Most of the families who live along Carver Road in Gainesville have had this land in their families for several generations.
It's an historic African-American community and it was the first land bought by slaves when slaves were first allowed to own property. Several of the descendants and current residents are in their 80s or 90s.
So, imagine how they feel about the possibility that a power line and substation could be built on their land.
To hear them tell it, this story is about several big guys versus several little guys and there's one man who's been the most vocal in this fight, so we'll let him tell you the story.
"I'm Nathan Grayson from Carver Road. I've been here for 51 years of my life. My property has been in my possession for at least 10 to 12 years. It's been in my family since the 1800s," said Grayson.
"I'm a descendent of Lavinia Blackburn Johnson, a freed slave when the Emancipation Proclamation kicked into overdrive. Back in those days, colored folks were actually allowed to be able to purchase property. My aunt was able to purchase property here in Gainesville for $30."
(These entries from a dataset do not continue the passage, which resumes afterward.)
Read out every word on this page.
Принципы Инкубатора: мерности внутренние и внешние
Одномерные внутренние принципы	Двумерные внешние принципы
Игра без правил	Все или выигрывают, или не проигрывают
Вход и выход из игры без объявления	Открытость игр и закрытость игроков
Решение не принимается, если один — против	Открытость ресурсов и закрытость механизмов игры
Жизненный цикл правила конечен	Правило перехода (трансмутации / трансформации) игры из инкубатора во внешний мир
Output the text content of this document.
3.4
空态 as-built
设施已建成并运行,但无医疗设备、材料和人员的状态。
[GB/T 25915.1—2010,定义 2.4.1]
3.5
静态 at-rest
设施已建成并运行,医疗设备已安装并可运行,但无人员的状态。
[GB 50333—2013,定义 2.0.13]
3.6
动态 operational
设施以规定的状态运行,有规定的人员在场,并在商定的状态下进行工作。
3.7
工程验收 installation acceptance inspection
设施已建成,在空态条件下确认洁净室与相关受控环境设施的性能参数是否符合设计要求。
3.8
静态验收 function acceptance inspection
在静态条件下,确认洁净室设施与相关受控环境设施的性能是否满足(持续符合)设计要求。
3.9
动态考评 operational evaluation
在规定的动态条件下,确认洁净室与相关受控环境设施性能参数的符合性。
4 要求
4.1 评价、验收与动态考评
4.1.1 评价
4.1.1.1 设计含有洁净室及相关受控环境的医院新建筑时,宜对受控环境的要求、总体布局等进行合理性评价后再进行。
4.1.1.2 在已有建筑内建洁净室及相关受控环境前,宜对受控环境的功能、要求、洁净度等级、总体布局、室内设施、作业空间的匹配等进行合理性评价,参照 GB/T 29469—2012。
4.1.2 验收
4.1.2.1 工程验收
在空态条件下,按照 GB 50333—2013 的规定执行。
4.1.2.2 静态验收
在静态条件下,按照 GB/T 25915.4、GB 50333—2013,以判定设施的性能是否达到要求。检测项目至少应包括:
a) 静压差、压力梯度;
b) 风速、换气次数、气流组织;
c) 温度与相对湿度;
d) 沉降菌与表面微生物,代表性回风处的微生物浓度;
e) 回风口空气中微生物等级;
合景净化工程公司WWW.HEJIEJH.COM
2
The fight ramped up when Amazon built a data center a couple of miles away. Dominion wants to build a powerline to the data center and one of the proposed routes could run right through Carver Road.
WUSA9 called Dominion and they said they presented several routes to the State Corporation Commission. The SCC is Dominion's regulator and they're the ones that ultimately make the call. Dominion says SCC picked two routes, but the county is blocking one. The second route is the one that goes through Carver Road.
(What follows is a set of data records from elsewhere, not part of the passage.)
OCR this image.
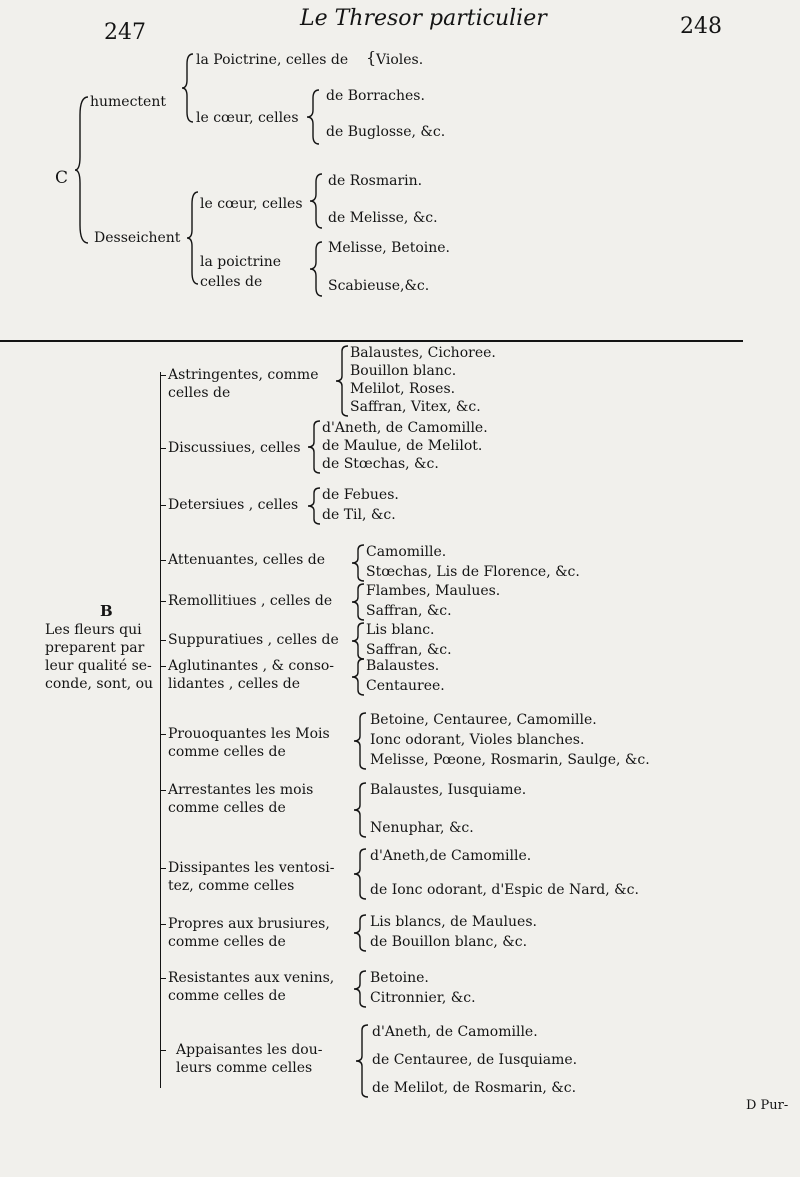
247
Le Thresor particulier	248
C
humectent
la Poictrine, celles de { Violes.
le cœur, celles
de Borraches.
de Buglosse, &c.
Desseichent
le cœur, celles
de Rosmarin.
de Melisse, &c.
la poictrine
celles de
Melisse, Betoine.
Scabieuse,&c.
B
Les fleurs qui
preparent par
leur qualité se-
conde, sont, ou
Astringentes, comme
celles de
Balaustes, Cichoree.
Bouillon blanc.
Melilot, Roses.
Saffran, Vitex, &c.
Discussiues, celles
d'Aneth, de Camomille.
de Maulue, de Melilot.
de Stœchas, &c.
Detersiues , celles
de Febues.
de Til, &c.
Attenuantes, celles de	Camomille.
Stœchas, Lis de Florence, &c.
Remollitiues , celles de
Flambes, Maulues.
Saffran, &c.
Suppuratiues , celles de
Lis blanc.
Saffran, &c.
Aglutinantes , & conso-
lidantes , celles de
Balaustes.
Centauree.
Prouoquantes les Mois
comme celles de
Betoine, Centauree, Camomille.
Ionc odorant, Violes blanches.
Melisse, Pœone, Rosmarin, Saulge, &c.
Arrestantes les mois
comme celles de
Balaustes, Iusquiame.
Nenuphar, &c.
Dissipantes les ventosi-
tez, comme celles
d'Aneth,de Camomille.
de Ionc odorant, d'Espic de Nard, &c.
Propres aux brusiures,
comme celles de
Lis blancs, de Maulues.
de Bouillon blanc, &c.
Resistantes aux venins,
comme celles de
Betoine.
Citronnier, &c.
Appaisantes les dou-
leurs comme celles
d'Aneth, de Camomille.
de Centauree, de Iusquiame.
de Melilot, de Rosmarin, &c.
D Pur-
Grayson says he has four children and he'd like to pass the land on to one of them.
"It means the ability to be able to pass on my legacy," he said.
Grayson says what is happening to him could happen to anyone.
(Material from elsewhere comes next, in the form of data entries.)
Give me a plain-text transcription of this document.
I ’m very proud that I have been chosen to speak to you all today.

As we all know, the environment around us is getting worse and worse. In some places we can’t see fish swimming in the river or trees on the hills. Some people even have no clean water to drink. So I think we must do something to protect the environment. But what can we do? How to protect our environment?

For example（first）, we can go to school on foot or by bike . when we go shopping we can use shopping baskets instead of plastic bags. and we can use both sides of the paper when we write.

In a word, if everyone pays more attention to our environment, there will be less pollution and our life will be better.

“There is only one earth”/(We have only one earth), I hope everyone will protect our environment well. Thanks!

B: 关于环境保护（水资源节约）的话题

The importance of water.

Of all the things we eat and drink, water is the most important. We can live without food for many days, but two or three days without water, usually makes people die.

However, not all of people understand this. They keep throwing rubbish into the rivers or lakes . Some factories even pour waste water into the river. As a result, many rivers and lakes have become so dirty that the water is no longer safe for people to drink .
"Don't just get comfortable and feel as though this could not come your way. If you're a citizen of Northern Virginia and with Amazon and Dominion and all the things in development going on here, make sure you stay vigilant and very aware of what's going on because they could come to a door near you very, very, very soon," he said.
WUSA9 asked Dominion if putting the powerlines on Carver Road would mean Grayson and others would have to move, their spokesperson Chuck Penn said absolutely not.
This project has been trying to get off the ground for three years. There is a third route on the table. It's a mix of underground and overhead lines. But it's about $100 million dollars more expensive than the others so that's off the table for now.